There has been some interest in our recent preprint describing Oxford Nanopore MinIONTM sequencing for 16S rRNA microbiome characterization and I was asked to write a post for microbenet on this technology. Disclaimers – this paper is a work in progress – our paper has not yet been peer-reviewed and we are continuing to revise our work and conduct additional experiments based on feedback. We welcome feedback as we continue to work on this topic. I was also part of the Oxford Nanopore ‘Early Access Program’ and was able to access the platform before release at a discounted cost. It is worth noting others are working on this topic as well: Benítez-Páez et al., Shin et al., and Mitsuhashi et al.
The MinION platform (pictured below) is a portable DNA sequencing platform that is capable of providing long read sequence data in near real time. Additional information is on the Oxford Nanopore website: https://nanoporetech.com/ and many academic reviews exist for specific applications. The flowcell can be washed after each run and reused multiple times with decreasing sequence output. Currently, a flowcell is ~$900 and can be used at least 6 times for relatively short runs. The primary drawbacks of this technology are a relatively high error rate (~8% per-base error rate) and higher per-base costs than other current technologies (e.g. Illumina).
The appeal of using MinION for 16S rRNA sequencing is the portability, the potential to get near full-length 16S rRNA reads, and the ability for rapid (same day) sequence data. The capital costs are also low (a laptop), which is a step forward in the ‘democratization of sequencing’. While there are many potential applications, some may include sample screening prior to sequencing on another platform, sequencing in the field, or sequencing in the clinic for patient monitoring. The obvious challenge is the error rate.

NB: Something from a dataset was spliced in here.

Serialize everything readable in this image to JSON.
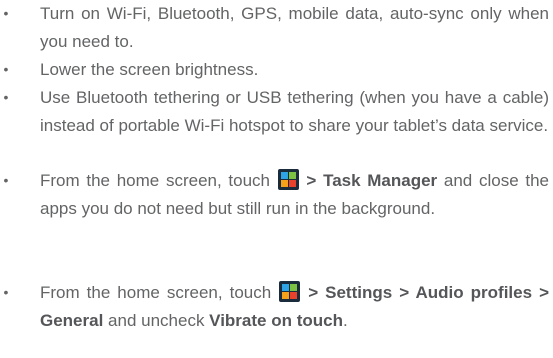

To initially evaluate the potential of this technology, we sequenced 16S rRNA sequences from pure-culture E. coli and P. fluorescens, as well as a low-diversity sample from hydraulic fracturing produced water that we had previously analyzed using Illumina sequencing. We actually evaluated many more samples, but were forced to exclude them due to sample carryover between washes, which I discuss below.
We attempted to cluster the pure-culture reads into Operational Taxonomic Units (OTUs) but all approaches we tried failed – using a de novo approach at the typically used 97% similarity level, >99% of reads clustered into unique OTUs. Taxonomic assignment using the Ribosomal Database Project’s Naïve Bayesian Classifier was more successful, achieving 93.8% and 82.0% annotation accurate at the phyla and genus levels, respectively (shown below). It will be necessary to examine more diverse pure-culture samples to determine the role of database representation on annotation accuracy. Comparison of the mixed community sample had much higher similarity when using ‘weighted’ (abundance) measures than when using ‘unweighted’ (presence/absence) measures. Taken together, these results suggest that this approach is potentially useful for initial assessment of microbial communities and for observing broad microbial community shifts. At this stage, this approach has limited utility for ‘fine-grained’ microbial community resolution.

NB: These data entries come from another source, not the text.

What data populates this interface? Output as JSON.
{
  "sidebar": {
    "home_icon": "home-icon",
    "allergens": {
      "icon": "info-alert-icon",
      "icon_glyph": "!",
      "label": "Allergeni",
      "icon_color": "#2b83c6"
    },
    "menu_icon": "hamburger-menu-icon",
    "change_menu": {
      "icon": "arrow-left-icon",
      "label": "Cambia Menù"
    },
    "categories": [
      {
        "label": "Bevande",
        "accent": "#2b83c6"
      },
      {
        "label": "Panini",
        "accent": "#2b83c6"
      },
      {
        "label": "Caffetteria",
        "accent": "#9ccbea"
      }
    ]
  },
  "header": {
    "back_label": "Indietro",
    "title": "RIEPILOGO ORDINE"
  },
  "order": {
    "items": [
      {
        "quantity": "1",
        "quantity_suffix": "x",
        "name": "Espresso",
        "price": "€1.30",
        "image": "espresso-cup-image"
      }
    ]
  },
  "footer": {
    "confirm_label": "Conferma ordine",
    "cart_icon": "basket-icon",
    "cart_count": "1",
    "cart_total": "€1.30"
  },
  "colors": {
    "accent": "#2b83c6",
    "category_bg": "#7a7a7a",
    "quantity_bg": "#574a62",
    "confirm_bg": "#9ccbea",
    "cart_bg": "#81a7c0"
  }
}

When analyzing pure-culture sequence data we also observed apparent between-wash carryover of ~10% of sequence reads. We have since seen some notes to this effect in the literature and a technical note by Oxford Nanopore. Those working on this technology should be aware of this phenomena (especially if working with mixed-culture samples where the carryover would be less obvious). Improved between-run washing or sample barcoding should help to alleviate this challenge.
Dr. Kyle Bibby is an Assistant Professor in Civil and Environmental Engineering at the University of Pittsburgh. You can find him on twitter @kylejbibby
Edit 1/30/17 to fix typo on weighted vs. unweighted measures.

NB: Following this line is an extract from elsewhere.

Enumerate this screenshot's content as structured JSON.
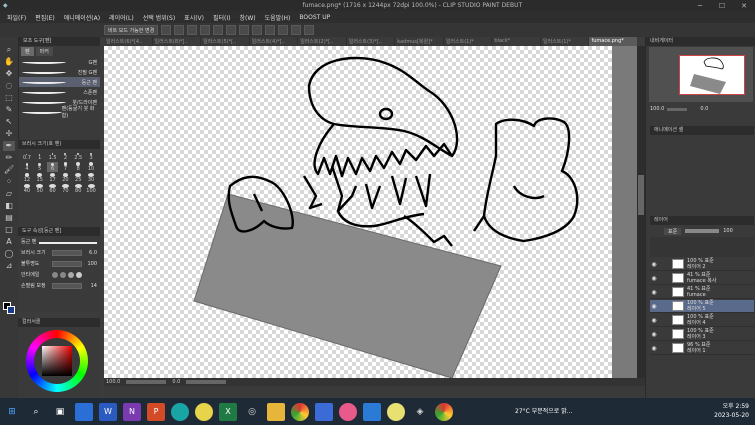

RE OTUs. With a 10% error rate, assuming random errors, two identical rRNA genes could differ by up to 20% on the MinION platform. So no surprise clustering at 97% didn’t work. What would be really interesting is to see some sort of sequence alignment dendrogram/tree so we can predict at what point OTUs actually exist. Alternatively we could simulate a community and then simulate reads with 10% error and see where the OTU cut-off should be.
Great point – we did this analysis for OTU similarity threshold vs. percentage of sequences in unique OTUs. I will try to figure out how to link here.
Update: https://twitter.com/kylejbibby/status/826148100762918912
Is it possible to circularize amplicons to increase read accuracy?
This is somewhat what they are trying to do with the new chemistry that just reads both sides of the DNA molecule to develop a consensus read (i.e. consensus of 2 reads), but I do not think it would be possible to circularize it as you would using Pacbio chemistry.